- Continental is developing a complete hardware and software platform for always-on connectivity in motorcycles
- In the future, motorcycle manufacturers will be able to offer riders their own services much more easily – thanks to the Connected Infotainment Box
Villingen-Schwenningen, Germany, October 12, 2022. Continental brings motorcycles online: At the EICMA 2022 motorcycle trade fair, which takes place in Milan from November 8-13, the technology company will present its solution for always-on connectivity of motorcycles to a broad public for the first time (Hall 9, Booth M60). The Connected Infotainment Box enables the use of digital services such as turn-by-turn navigation and stolen vehicle tracking, even without a connection to a smartphone. “Our discussions with manufacturers have confirmed the importance of a future-proof connectivity solution for motorcycles,” says Harry Krickl, Director of Sales, Motorcycles and Off-Highway in Continental’s Commercial and Special Vehicles business segment. “We’re well on the way to closing the gap between motorcycles and the internet, without having to depend on smartphones.
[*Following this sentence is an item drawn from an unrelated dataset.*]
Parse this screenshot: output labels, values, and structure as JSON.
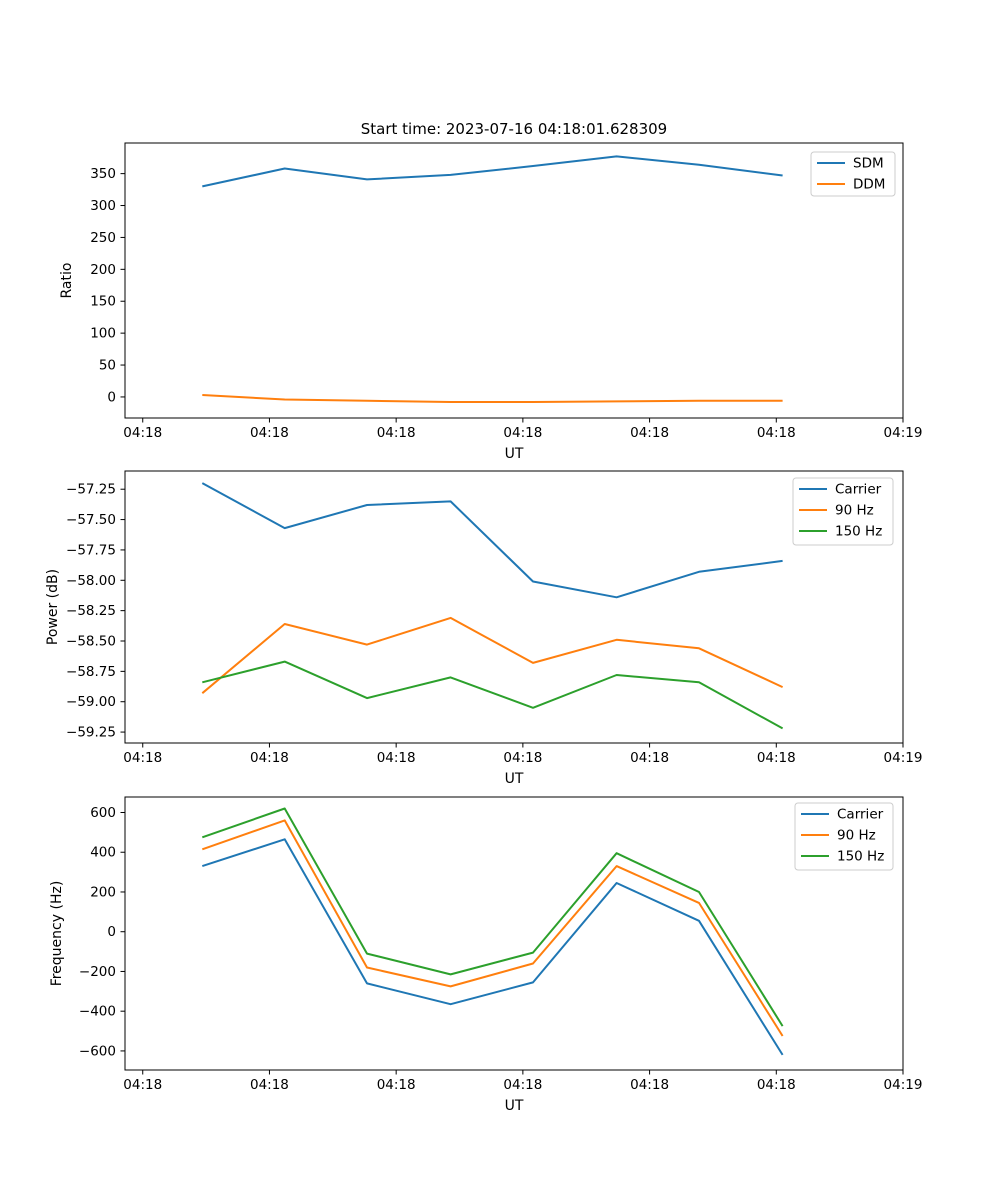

This is the first step towards ensuring that motorcycles are ‘always-on’, that mobility on two wheels becomes really smart, and safety and ride comfort are noticeably increased.”
Direct connection of the vehicle with the internet is standard in new luxury and midrange passenger cars. This allows drivers to use the vehicle manufacturer’s connectivity services without having to use their cell phones, so they can go online faster and save data volume and battery life of their smartphones. For motorcyclists, direct connections between the bike and the online world – and the resulting possibilities – are not yet available. However, thanks to Continental’s initiative, the topic of online connection on two wheels is now on the move. The technology company has designed a complex combination of different hardware components. This design ensures the connection to a cloud backend so that a motorcycle can also accommodate the telematics module. Adapting this innovation for individual bike classes will require much less effort, thanks to Continental’s typical platform approach. “We’re convinced that we’re not just making an offer for high-end bikes – all bike riders will benefit from our always-on solution,” says Harry Krickl.
From Continental’s point of view, the closing of this technology gap should also lead to a significant increase in digital services for motorcycles. “In the future, it will be more attractive for manufacturers to offer their customers value-added services, because the direct connection gives them more planning security during development,” explains Krickl. “That’s why more connected services and infotainment applications can supplement the basic service offering of the platform at the manufacturer’s request. Motorcyclists also expect increased comfort on their machines and a similar user experience to what they have in their cars.” The combination of fully networked and extremely compact hardware, high-performance software, and a powerful cloud backend, provided by Continental or the bike manufacturer, now offers a gilt-edged chance to meet these expectations. Direct, smartphone-independent rider-to-rider communication and over-the-air updates will become an integral part of the Connected Infotainment Box. Optional features such as stolen vehicle tracking will also be available. Thanks to stolen vehicle tracking, the motorcycle sends a message when it is moved away from its location without the engine starting up. Continental can license these optional features to manufacturers. For example, the platform could also host the eCall function (Emergency Call) for more safety on the motorcycle. “The Connected Infotainment Box could make this technically possible today without any problems because connectivity is available at all times,” explains Patric Zimmermann, the Product Manager responsible for motorcycle connectivity at Continental.
This complex setup can offer several advantages. Active connection to a smartphone would be necessary for usage scenarios such as turn-by-turn navigation, and the system would go very easy on the smartphone’s battery and data capacity. Only the services such as telephony and messenger services usually connected to a mobile phone number would have to be powered by the smartphone’s Bluetooth or Wi-Fi and displayed on the instrument cluster via the Connected Infotainment Box. Yet another benefit? The platform’s operating system and important security and function updates can be installed directly and remotely via the built-in wireless interfaces. If requested, this OTA update function of the Connected Infotainment Box can also be used by manufacturers to update other control units in the vehicle. When it comes to cybersecurity, Continental benefits from its broad positioning as a supplier for all vehicle classes and can integrate the expertise of its subsidiaries, Elektrobit and Argus Cybersecurity.